This all started about three weeks ago. There have been a few bumps along the way, like when I forgot that quiche is made mostly of milk and cheese, until I was halfway through eating it. (Yes, I finished it!) Then I tried my favorite salad bar near my office, only this time with just a little cheese and something other than blue cheese dressing. By the next time I came back, I was off cheese altogether.
I had to keep reminding myself of how much this could mean to me. Could this change reverse my cancer? At the very least, could it mean that I could stay on the same treatment for even longer than I would otherwise, without any cancer growth? Maybe I would feel the loss, but I would need to find enough advantages to avoid needing grief counseling.
Three weeks out, I may be imagining it, but it feels like I’m breathing a little easier. I may also be imagining that I have a little more energy in the evenings. I’m kind-of-almost-eager to get my next CT scan to see if there is any shrinkage of the cancer, while also checking to see if my cholesterol is going down.

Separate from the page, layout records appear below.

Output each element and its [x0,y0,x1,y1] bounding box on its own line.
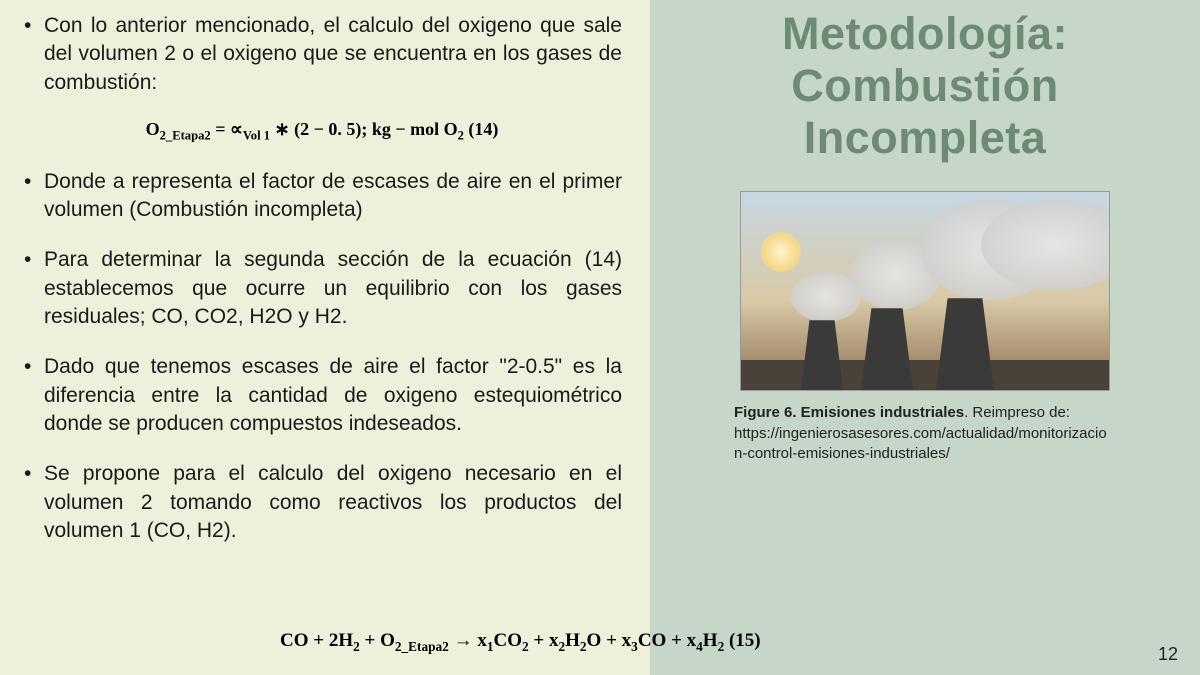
title-line-1: Metodología: [782,8,1068,59]
sun-icon [761,232,801,272]
equation-14: O2_Etapa2 = ∝Vol 1 ∗ (2 − 0. 5); kg − mo… [22,119,622,144]
bullet-3: Para determinar la segunda sección de la… [22,246,622,331]
bullet-4: Dado que tenemos escases de aire el fact… [22,353,622,438]
ground-icon [741,360,1109,390]
page-title: Metodología: Combustión Incompleta [662,8,1188,163]
figure-caption: Figure 6. Emisiones industriales. Reimpr… [662,403,1188,464]
equation-15: CO + 2H2 + O2_Etapa2 → x1CO2 + x2H2O + x… [280,630,1180,655]
bullet-1: Con lo anterior mencionado, el calculo d… [22,12,622,97]
tower-icon [801,320,843,390]
bullet-5: Se propone para el calculo del oxigeno n… [22,460,622,545]
bullet-2: Donde a representa el factor de escases … [22,168,622,225]
title-line-2: Combustión [791,60,1058,111]
figure-image [740,191,1110,391]
sidebar-panel: Metodología: Combustión Incompleta Figur… [650,0,1200,675]
title-line-3: Incompleta [804,112,1047,163]
bullet-list-cont: Donde a representa el factor de escases … [22,168,622,546]
bullet-list: Con lo anterior mencionado, el calculo d… [22,12,622,97]
tower-icon [936,298,994,390]
caption-title: Figure 6. Emisiones industriales [734,404,964,421]
content-panel: Con lo anterior mencionado, el calculo d… [0,0,650,675]
tower-icon [861,308,913,390]
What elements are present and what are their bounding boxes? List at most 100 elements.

I have always thought that vegans may be healthy, but they would probably die of boredom. This is a challenge for me, since I have zero creativity with food. Fortunately for me, Genevieve didn’t skip a beat.
What an amazing woman! I don’t know if there has ever been another cancer survivor who has had the kind of support that I have had from Genevieve. Not a word of complaint. She just cooked up something that didn’t have any dairy in it. I bought almond milk to put in my cereal and protein shakes (the protein powder has whey protein, but no casein), and we moved on. We had a few meal-planning discussions, and within a few days we made a trip to Powell’s Books to get a few vegan cookbooks.
I can’t say that this is going to be easy, and I’m not going to be perfect. For instance, I’m not going to give up baked goods because there is some butter or milk in them. But that will be a trace amount of dairy compared to a gallon of milk and at least a half-gallon of ice cream every week, which add up to 52 gallons of milk and 26 gallons of ice cream a year. Now, if my CT scan shows that the cancer is shrinking, I would be willing to get that radical.
In the meantime, if you see me walking around looking lustfully at somebody’s hot mocha or Frappuccino, try to cut me a little slack. I’m still in mourning.